Other names of some importance are: S. Rowinski (b. 1932), whose latest novel, Ceremonia de castas (1976), effectively reproduces the boredom and contradictions of the provincial world; Q. Duncan (b. 1940), with the short stories Bronce, una canción en la madrugada (1970), La rebelión pocomia y otros relatos (1976) and the novels Los cuatro espejos (1973) and La paz del pueblo (1978); GC Hurtado (b.1949), author among other things of Irazú (1972), Los parques (1976) and Así en la vida como en la muerte (1976).

As in most Latin American countries, the often national character of Costa Rican theater did not allow authors like A. Cañas (b. 1920) to earn the fame it deserved. Together with Cañas can be included the names of the playwrights D. Gallegos, S. Rowinski and A. Iglesias.

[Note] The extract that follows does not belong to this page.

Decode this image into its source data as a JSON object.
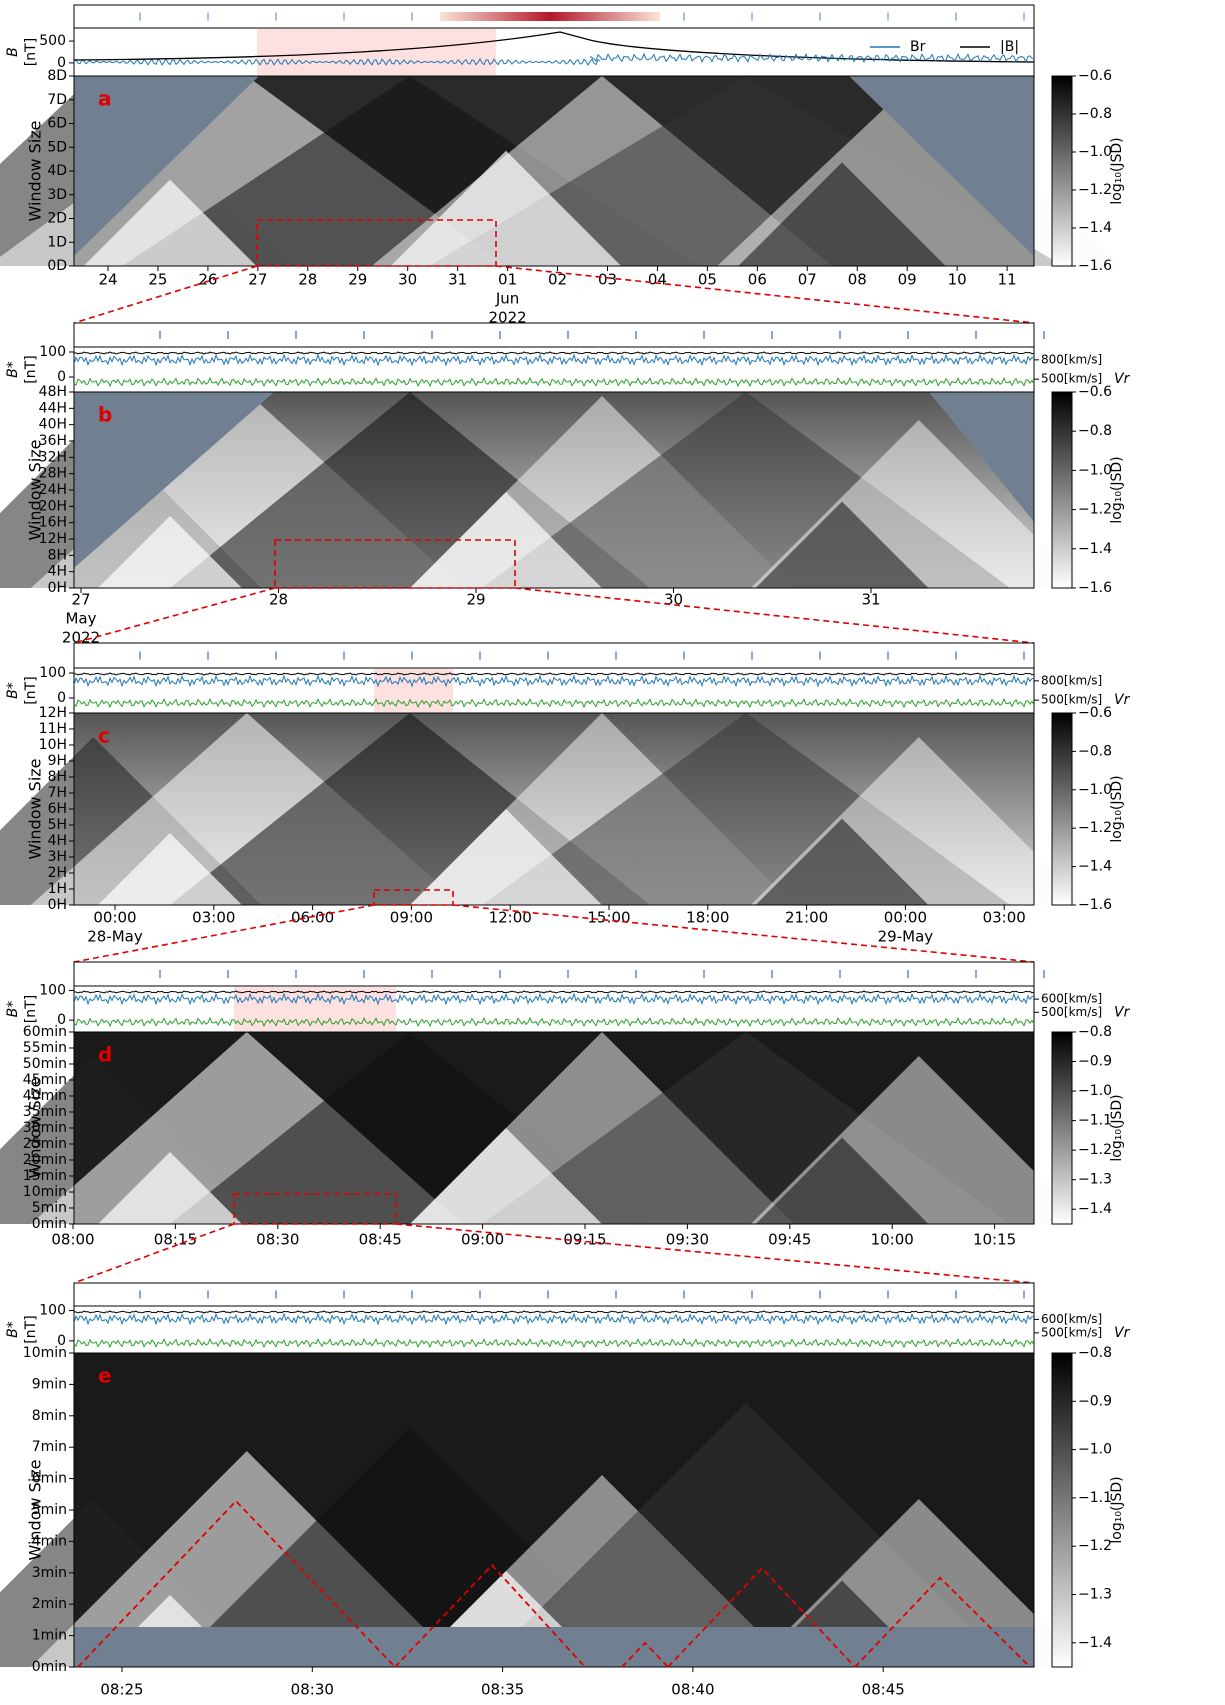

Cinema. – The film industry had a late development in Costa Rica: just think that it was only in 1973 that the first organization for the promotion of cinema in the country was established. Most of the documentaries shot in the early seventies, which deal with the social reality of the Costa Rica and the traditions of ethnic minorities, are owed to the Ministry of Culture and the Cinema Department. Another important institution commissioned by the government has been operating since 1978, the Centro Costarricense de producción cinematográfica, which also includes the Cinemateca National. The Center enjoys complete decision-making autonomy and is therefore not subject to any censorship or political interference. The purpose of this opening is twofold: to provide maximum incentives for the production of feature films and documentaries and to attract those private capital that could be discouraged by censorship. The history of cinema has already appeared as a subject of teaching in many universities in the country.